Inspirasi Iman – 20 Januari 2026. Injil: Markus 2:23–28
Inspirasi Iman – 20 Januari 2026
Injil: Markus 2:23–28
Peringatan: Santo Sebastianus dan Santo Fabianus
Terinspirasi oleh: hukum yang melayani kehidupan
Dalam Injil hari ini, Yesus menegaskan makna terdalam dari hukum Sabat. Ketika murid-murid memetik gandum karena lapar, Yesus berkata dengan jelas: “Hari Sabat diadakan untuk manusia dan bukan manusia untuk hari Sabat.” Ia mengingatkan bahwa aturan religius tidak boleh mengabaikan kebutuhan hidup dan belas kasih.
Dalam kehidupan sehari-hari, kita pun sering terjebak pada rutinitas, aturan, atau target, sampai lupa pada tujuan utamanya: menjaga kehidupan dan martabat manusia. Injil ini mengajak kita peka bahwa Tuhan hadir bukan dalam kekakuan, melainkan dalam kasih yang membebaskan dan menghidupkan.
Makna Sabat juga menyentuh relasi kita dengan ciptaan. Sabat adalah waktu beristirahat, bukan hanya bagi manusia, tetapi juga bagi bumi. Ketika alam dieksploitasi tanpa henti, ciptaan kehilangan “Sabat”-nya.

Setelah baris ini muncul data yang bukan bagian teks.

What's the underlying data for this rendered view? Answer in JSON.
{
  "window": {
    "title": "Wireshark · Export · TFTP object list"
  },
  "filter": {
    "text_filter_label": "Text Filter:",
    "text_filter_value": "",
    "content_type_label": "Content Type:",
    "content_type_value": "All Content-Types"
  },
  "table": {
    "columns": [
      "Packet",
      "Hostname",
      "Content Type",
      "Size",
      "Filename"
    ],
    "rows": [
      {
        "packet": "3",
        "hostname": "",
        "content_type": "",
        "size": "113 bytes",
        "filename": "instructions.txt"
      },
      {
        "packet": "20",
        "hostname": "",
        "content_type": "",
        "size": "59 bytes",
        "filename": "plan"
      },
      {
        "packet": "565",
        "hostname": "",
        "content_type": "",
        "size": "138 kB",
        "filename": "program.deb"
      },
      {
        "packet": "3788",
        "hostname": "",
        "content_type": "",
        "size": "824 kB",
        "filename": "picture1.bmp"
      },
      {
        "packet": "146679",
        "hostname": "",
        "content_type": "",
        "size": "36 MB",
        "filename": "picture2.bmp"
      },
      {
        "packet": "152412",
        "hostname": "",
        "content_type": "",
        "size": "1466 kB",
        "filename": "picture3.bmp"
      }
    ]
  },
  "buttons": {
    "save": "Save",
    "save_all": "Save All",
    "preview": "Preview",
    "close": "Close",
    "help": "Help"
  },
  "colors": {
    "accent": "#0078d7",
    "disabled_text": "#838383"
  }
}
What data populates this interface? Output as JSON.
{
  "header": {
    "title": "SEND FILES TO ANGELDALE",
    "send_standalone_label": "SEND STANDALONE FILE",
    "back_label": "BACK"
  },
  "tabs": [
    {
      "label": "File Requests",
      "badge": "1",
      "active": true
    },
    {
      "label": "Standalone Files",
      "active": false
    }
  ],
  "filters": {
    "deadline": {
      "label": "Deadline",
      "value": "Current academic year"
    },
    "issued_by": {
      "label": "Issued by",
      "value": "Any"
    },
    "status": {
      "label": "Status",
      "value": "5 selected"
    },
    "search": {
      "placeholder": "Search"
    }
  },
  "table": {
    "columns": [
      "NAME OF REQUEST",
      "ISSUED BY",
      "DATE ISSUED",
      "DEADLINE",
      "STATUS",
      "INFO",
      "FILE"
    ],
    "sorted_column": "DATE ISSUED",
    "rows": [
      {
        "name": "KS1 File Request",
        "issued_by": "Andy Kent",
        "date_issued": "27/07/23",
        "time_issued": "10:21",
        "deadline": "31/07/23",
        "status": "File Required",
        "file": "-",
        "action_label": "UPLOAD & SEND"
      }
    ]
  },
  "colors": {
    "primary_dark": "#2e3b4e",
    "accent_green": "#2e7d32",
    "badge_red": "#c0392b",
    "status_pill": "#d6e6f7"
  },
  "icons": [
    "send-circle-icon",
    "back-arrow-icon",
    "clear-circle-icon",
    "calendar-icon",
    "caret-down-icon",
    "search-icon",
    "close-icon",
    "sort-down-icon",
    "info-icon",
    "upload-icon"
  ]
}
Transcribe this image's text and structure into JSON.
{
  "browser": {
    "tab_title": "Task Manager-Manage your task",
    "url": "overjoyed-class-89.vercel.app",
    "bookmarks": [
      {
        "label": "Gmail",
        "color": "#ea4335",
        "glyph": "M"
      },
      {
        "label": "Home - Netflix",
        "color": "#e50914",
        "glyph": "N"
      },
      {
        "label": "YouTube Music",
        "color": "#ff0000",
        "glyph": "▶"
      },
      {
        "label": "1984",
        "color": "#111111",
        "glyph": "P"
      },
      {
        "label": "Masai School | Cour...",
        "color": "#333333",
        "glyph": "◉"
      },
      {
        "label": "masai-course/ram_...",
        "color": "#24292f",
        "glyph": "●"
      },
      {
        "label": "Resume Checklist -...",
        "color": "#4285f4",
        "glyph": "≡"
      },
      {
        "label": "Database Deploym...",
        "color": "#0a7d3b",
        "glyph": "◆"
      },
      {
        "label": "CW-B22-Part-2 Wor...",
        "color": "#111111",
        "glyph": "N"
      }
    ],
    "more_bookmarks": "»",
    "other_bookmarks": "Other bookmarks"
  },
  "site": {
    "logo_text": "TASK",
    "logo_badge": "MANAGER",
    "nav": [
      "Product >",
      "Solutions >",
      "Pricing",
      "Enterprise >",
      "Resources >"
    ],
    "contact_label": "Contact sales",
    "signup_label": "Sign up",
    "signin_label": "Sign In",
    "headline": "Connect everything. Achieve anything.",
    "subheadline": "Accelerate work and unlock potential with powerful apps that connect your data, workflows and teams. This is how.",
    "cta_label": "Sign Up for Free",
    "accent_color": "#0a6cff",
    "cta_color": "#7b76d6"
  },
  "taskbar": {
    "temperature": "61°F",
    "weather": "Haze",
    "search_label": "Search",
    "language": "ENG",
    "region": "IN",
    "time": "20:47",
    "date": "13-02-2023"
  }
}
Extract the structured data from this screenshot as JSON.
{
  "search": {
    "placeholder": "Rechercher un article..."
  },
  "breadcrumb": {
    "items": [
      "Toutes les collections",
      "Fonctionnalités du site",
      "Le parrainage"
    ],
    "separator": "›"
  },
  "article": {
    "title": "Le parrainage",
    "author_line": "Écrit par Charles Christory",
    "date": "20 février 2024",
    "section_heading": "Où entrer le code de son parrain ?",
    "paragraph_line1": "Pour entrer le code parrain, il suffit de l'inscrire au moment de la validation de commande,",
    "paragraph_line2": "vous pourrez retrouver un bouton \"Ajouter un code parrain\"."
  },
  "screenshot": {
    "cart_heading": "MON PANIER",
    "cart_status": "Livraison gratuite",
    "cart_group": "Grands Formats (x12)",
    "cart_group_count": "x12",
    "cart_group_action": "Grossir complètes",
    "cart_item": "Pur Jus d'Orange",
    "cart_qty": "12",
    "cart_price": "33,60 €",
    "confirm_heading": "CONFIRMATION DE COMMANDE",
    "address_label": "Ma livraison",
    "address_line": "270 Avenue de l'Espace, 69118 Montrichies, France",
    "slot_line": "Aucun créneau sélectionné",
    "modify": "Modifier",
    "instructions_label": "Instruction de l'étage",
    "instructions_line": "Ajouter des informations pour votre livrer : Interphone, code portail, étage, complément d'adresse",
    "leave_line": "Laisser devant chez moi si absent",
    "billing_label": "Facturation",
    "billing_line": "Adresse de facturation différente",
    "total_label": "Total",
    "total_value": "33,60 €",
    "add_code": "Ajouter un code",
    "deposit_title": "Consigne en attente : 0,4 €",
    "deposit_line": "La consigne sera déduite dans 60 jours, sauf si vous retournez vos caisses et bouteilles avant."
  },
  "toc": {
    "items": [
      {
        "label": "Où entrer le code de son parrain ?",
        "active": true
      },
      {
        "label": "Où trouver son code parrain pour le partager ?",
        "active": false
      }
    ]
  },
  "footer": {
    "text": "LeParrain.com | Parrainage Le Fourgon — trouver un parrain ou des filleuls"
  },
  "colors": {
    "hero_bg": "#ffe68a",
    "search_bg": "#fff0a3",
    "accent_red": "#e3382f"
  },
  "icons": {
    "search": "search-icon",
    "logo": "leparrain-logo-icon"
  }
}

Menghormati irama alam, mengurangi keserakahan, dan memberi ruang pemulihan bagi bumi adalah wujud iman yang sejati.
Teladan Santo Sebastianus dan Santo Fabianus, yang setia hingga akhir dalam pelayanan dan kesaksian, mengingatkan kita bahwa iman diwujudkan dalam keberanian menjaga kehidupan, termasuk kehidupan alam sebagai rumah bersama. Merawat bumi berarti menempatkan kasih di atas kepentingan sempit dan aturan yang kaku.
Ayat Inspirasi Injil:
> “Hari Sabat diadakan untuk manusia dan bukan manusia untuk hari Sabat.” (Markus 2:27)
Semoga Allah yang menghendaki kehidupan memberkati kita dengan hati yang bijaksana dan penuh belas kasih, menuntun kita menghormati irama hidup, dan meneguhkan komitmen kita untuk merawat bumi sebagai ungkapan iman yang memuliakan-Nya.
✝️ Dalam nama Bapa, dan Putera, dan Roh Kudus, Amin.